Preservationists are scrambling to save a 19th century Fifth Avenue structure slated for the wrecking ball.
The stately Demarest Building at 339 Fifth Ave. — which features dramatic, arched windows — housed the first electric elevator and a show room for high-end horse carriages when it opened around 1890.
Owner Pi Capital Partners is planning to tear down the building at the corner of East 33rd Street and build a 26-story mixed-use development in its place.
“It’s a great building,” said George Calderaro, historic preservationist and board member of the 29th Street Neighborhood Association, which has been fighting to get the Madison Square North Historic District extended to protect additional sites, including the Demarest Building.
“Apart from the obvious beauty of this building — and distinctiveness — it also housed the world’s first electric elevator,” Calderaro said. “That is of vast significance in the city of New York.”

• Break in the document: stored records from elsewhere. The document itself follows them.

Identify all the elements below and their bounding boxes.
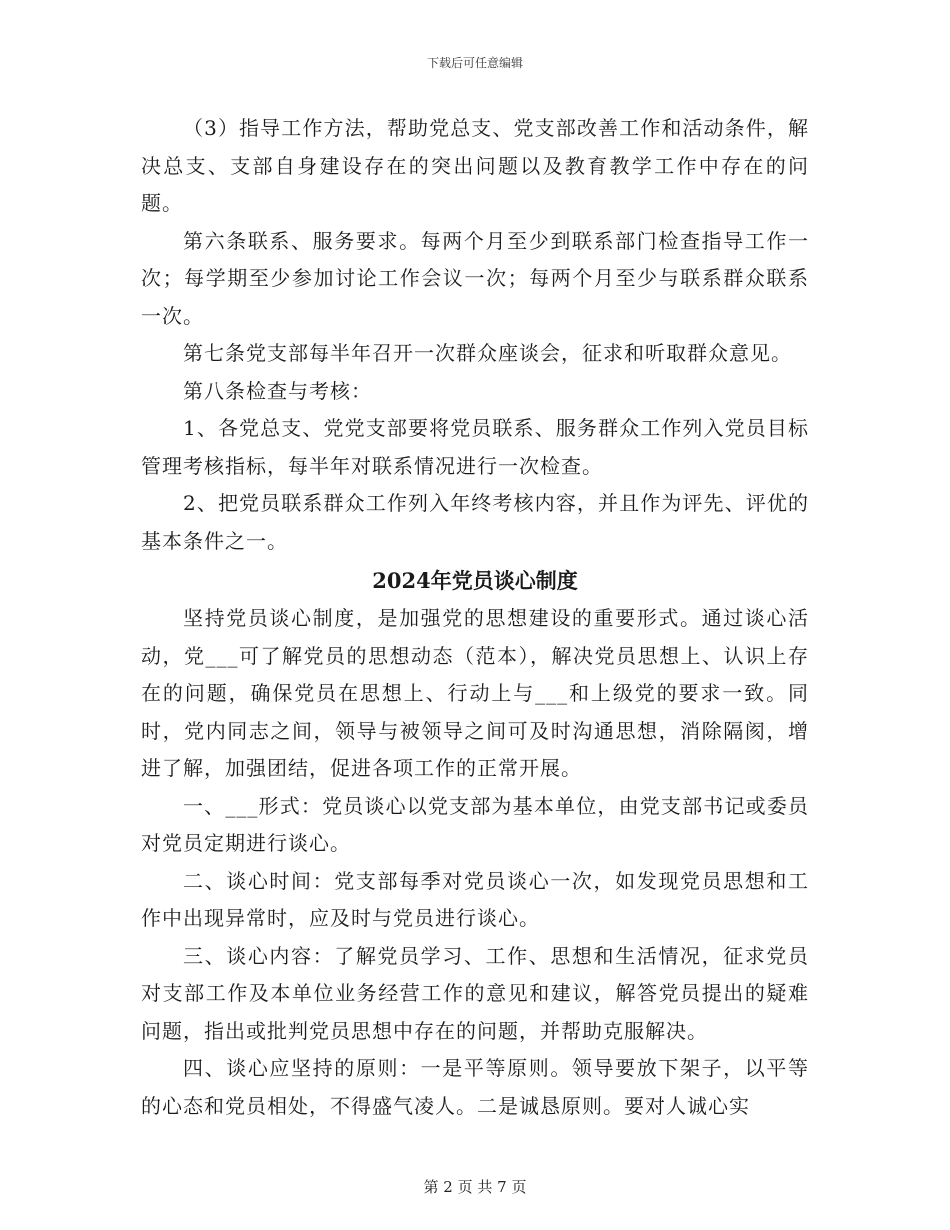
paragraph: 二、谈心时间：党支部每季对党员谈心一次，如发现党员思想和工作中出现异常时，应及时与党员进行谈心。 — [141, 868, 809, 930]
paragraph: 第八条检查与考核： — [183, 378, 372, 403]
paragraph: 一、___形式：党员谈心以党支部为基本单位，由党支部书记或委员对党员定期进行谈心。 — [141, 793, 809, 855]
page-footer: 第 2 页 共 7 页 — [423, 1178, 527, 1196]
paragraph: 1、各党总支、党党支部要将党员联系、服务群众工作列入党员目标管理考核指标，每半年对联系情况进行一次检查。 — [141, 416, 809, 478]
paragraph: 坚持党员谈心制度，是加强党的思想建设的重要形式。通过谈心活动，党___可了解党员的思想动态（范本），解决党员思想上、认识上存在的问题，确保党员在思想上、行动上与___和上级党的要求一致。同时，党内同志之间，领导与被领导之间可及时沟通思想，消除隔阂，增进了解，加强团结，促进各项工作的正常开展。 — [141, 606, 809, 780]
document-body — [141, 110, 809, 1125]
paragraph: 第六条联系、服务要求。每两个月至少到联系部门检查指导工作一次；每学期至少参加讨论工作会议一次；每两个月至少与联系群众联系一次。 — [141, 228, 809, 328]
paragraph: （3）指导工作方法，帮助党总支、党支部改善工作和活动条件，解决总支、支部自身建设存在的突出问题以及教育教学工作中存在的问题。 — [141, 116, 809, 215]
paragraph: 2、把党员联系群众工作列入年终考核内容，并且作为评先、评优的基本条件之一。 — [141, 491, 809, 553]
section-title: 2024年党员谈心制度 — [372, 568, 578, 593]
page-header: 下载后可任意编辑 — [426, 56, 523, 70]
paragraph: 三、谈心内容：了解党员学习、工作、思想和生活情况，征求党员对支部工作及本单位业务经营工作的意见和建议，解答党员提出的疑难问题，指出或批判党员思想中存在的问题，并帮助克服解决。 — [141, 943, 809, 1043]
paragraph: 四、谈心应坚持的原则：一是平等原则。领导要放下架子，以平等的心态和党员相处，不得盛气凌人。二是诚恳原则。要对人诚心实 — [141, 1056, 809, 1118]
paragraph: 第七条党支部每半年召开一次群众座谈会，征求和听取群众意见。 — [183, 341, 792, 365]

Historic architecture is especially vulnerable in midtown Manhattan, as the appetite for towering development grows and space is at a premium. Efforts to save many structures from destruction have failed as well as attempts to protect them through a larger historic district.
The Demarest Building has a strong architectural pedigree, given that it was designed by the firm Renwick, Aspinwall & Russell. Its founder, James Renwick, laid out the plans for St. Patrick’s Cathedral.
During its heyday, the corner building housed carriages. Today, the ground floor features a Wendy’s as well as a souvenir shop and money exchange.
Pi Capital Partners could not immediately be reached for comment. Its application for a new building, which was filed at the end of July, is pending with the city Department of Buildings.
To date, the firm has not filed for a demolition permit.
Local leaders, including City Councilman Keith Powers, the Historic Districts Council and the Greenwich Village Society for Historic Preservation, have appealed to the city’s Landmarks Preservation Commission to designate the site to no avail.
“I think the building’s significance is really profound,” said Andrew Berman, executive director of the Greenwich Village Society for Historic Preservation. “It’s this beautiful, buff-colored, iron spot brick with huge arches and wonderful details; and it’s really a great link to New York’s commercial past and its development as the commercial capital of the world.”
But the Landmarks Preservation Commission told Berman in a letter that it has evaluated the building several times and believes the structure has been altered so much that it “doesn’t merit consideration” as a landmark.
"In a city the size of New York, we must be highly selective in proposing properties for designation as individual landmarks," the agency told amNewYork in a statement.
Berman said he disagrees.
“Some level of alteration for a building that’s 130 years old isn’t surprising,” Berman said. “Whether it’s the aesthetics or historical significance, it is a wonderful piece of New York and American history, and it would be a shame to lose it.”